Songs of Experience

    The Songs of Experience were first advertised in 1793, before being rebound with the Songs of Innocence the following year. As one might expect the poems of Experience are darker in tone and outlook, affirming a bleaker (or more realistic) view of creation than their 'Innocent' counterparts, more satirical, cynical and worldy-wise, and often more angry. In the Songs of Experience 'Innocence has "progressed" towards 'Experience', but it is important to remember that Blake's vision is essentially dialectical: 'Innocence' and 'Experience' are co-related states, and Blake is certainly not attempting to suggest that 'Experience' is "better" or "more realistic" than the idealistic naivety of 'Innocence'. And behind the Songs of Experience also is the hope of transformation, that "the cries of chimney sweepers, soldiers, harlots, menace church, palace and established religion, calling not for removal to 'new worlds, as in 'Night' in Innocence, but for the transformation of this one." (Peter Butter).

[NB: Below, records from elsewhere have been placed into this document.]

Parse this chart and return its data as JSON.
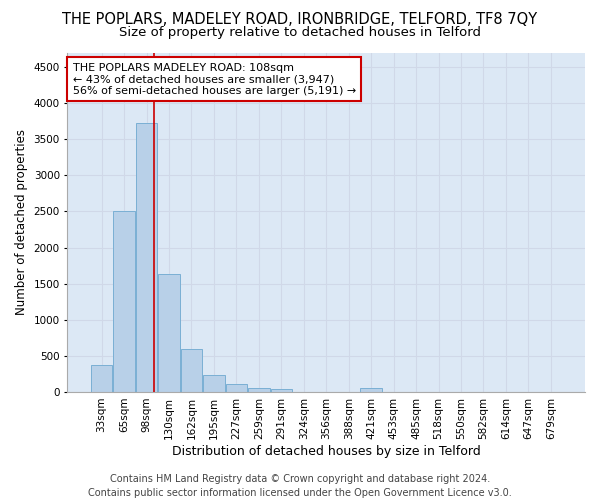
{
  "title_line1": "THE POPLARS, MADELEY ROAD, IRONBRIDGE, TELFORD, TF8 7QY",
  "title_line2": "Size of property relative to detached houses in Telford",
  "xlabel": "Distribution of detached houses by size in Telford",
  "ylabel": "Number of detached properties",
  "footer_line1": "Contains HM Land Registry data © Crown copyright and database right 2024.",
  "footer_line2": "Contains public sector information licensed under the Open Government Licence v3.0.",
  "bar_labels": [
    "33sqm",
    "65sqm",
    "98sqm",
    "130sqm",
    "162sqm",
    "195sqm",
    "227sqm",
    "259sqm",
    "291sqm",
    "324sqm",
    "356sqm",
    "388sqm",
    "421sqm",
    "453sqm",
    "485sqm",
    "518sqm",
    "550sqm",
    "582sqm",
    "614sqm",
    "647sqm",
    "679sqm"
  ],
  "bar_values": [
    370,
    2510,
    3730,
    1640,
    590,
    230,
    110,
    60,
    35,
    0,
    0,
    0,
    55,
    0,
    0,
    0,
    0,
    0,
    0,
    0,
    0
  ],
  "bar_color": "#b8d0e8",
  "bar_edge_color": "#7aafd4",
  "vline_x": 2.35,
  "vline_color": "#cc0000",
  "annotation_text": "THE POPLARS MADELEY ROAD: 108sqm\n← 43% of detached houses are smaller (3,947)\n56% of semi-detached houses are larger (5,191) →",
  "annotation_box_color": "#cc0000",
  "ylim": [
    0,
    4700
  ],
  "yticks": [
    0,
    500,
    1000,
    1500,
    2000,
    2500,
    3000,
    3500,
    4000,
    4500
  ],
  "grid_color": "#d0d8e8",
  "background_color": "#dce8f5",
  "title_fontsize": 10.5,
  "subtitle_fontsize": 9.5,
  "axis_label_fontsize": 9,
  "ylabel_fontsize": 8.5,
  "tick_fontsize": 7.5,
  "annotation_fontsize": 8,
  "footer_fontsize": 7
}
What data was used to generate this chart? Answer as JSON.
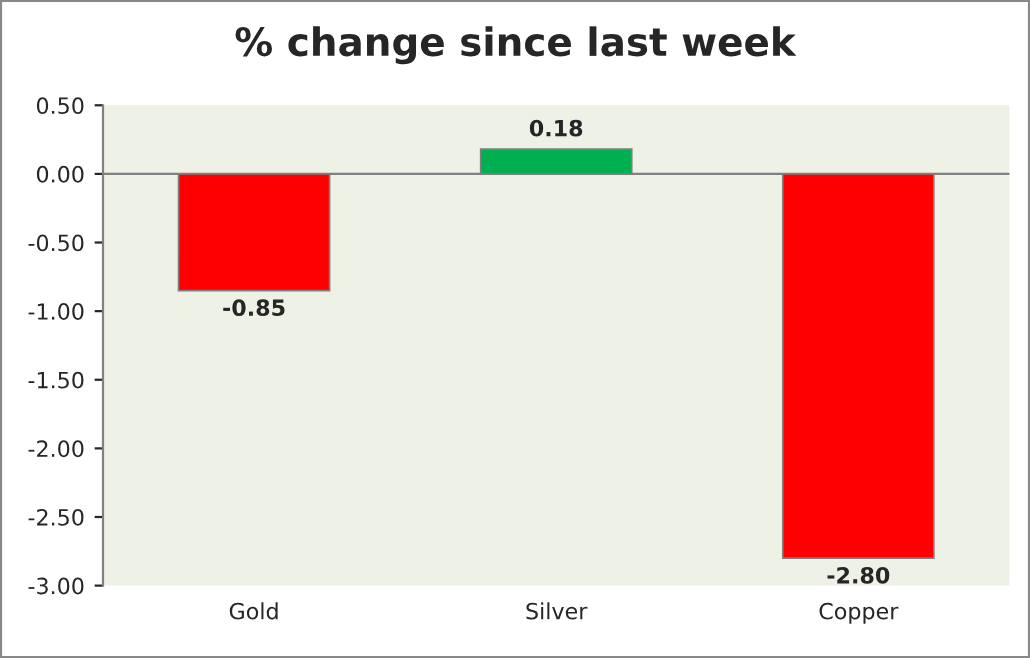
{
  "chart_data": {
    "type": "bar",
    "title": "% change since last week",
    "categories": [
      "Gold",
      "Silver",
      "Copper"
    ],
    "values": [
      -0.85,
      0.18,
      -2.8
    ],
    "colors": [
      "#ff0000",
      "#00b050",
      "#ff0000"
    ],
    "value_labels": [
      "-0.85",
      "0.18",
      "-2.80"
    ],
    "ylim": [
      -3.0,
      0.5
    ],
    "yticks": [
      {
        "value": 0.5,
        "label": "0.50"
      },
      {
        "value": 0,
        "label": "0.00"
      },
      {
        "value": -0.5,
        "label": "-0.50"
      },
      {
        "value": -1.0,
        "label": "-1.00"
      },
      {
        "value": -1.5,
        "label": "-1.50"
      },
      {
        "value": -2.0,
        "label": "-2.00"
      },
      {
        "value": -2.5,
        "label": "-2.50"
      },
      {
        "value": -3.0,
        "label": "-3.00"
      }
    ],
    "ref_lines": [
      {
        "axis": "y",
        "value": 0,
        "color": "#808080"
      }
    ],
    "grid": false,
    "legend": false
  }
}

    Just as the figure of the Lamb dominates the Songs of Innocence, so the Songs of Experience are presided over by the figure of the 'Tyger', that mixture of the Beautiful, the Dangerous and the Energetic, with its associations of "Christ the Tiger". It is worth remembering that Blake was conscious of the dangers of a pallid and life-denying Evangelical Christianity which castigated sexuality and sexual energy to the realms of the unspeakable demonic. From the point of view of the Songs of Innocence this view of sexuality, (and of tigers) is unthinkable, but these are not the Songs of Innocence!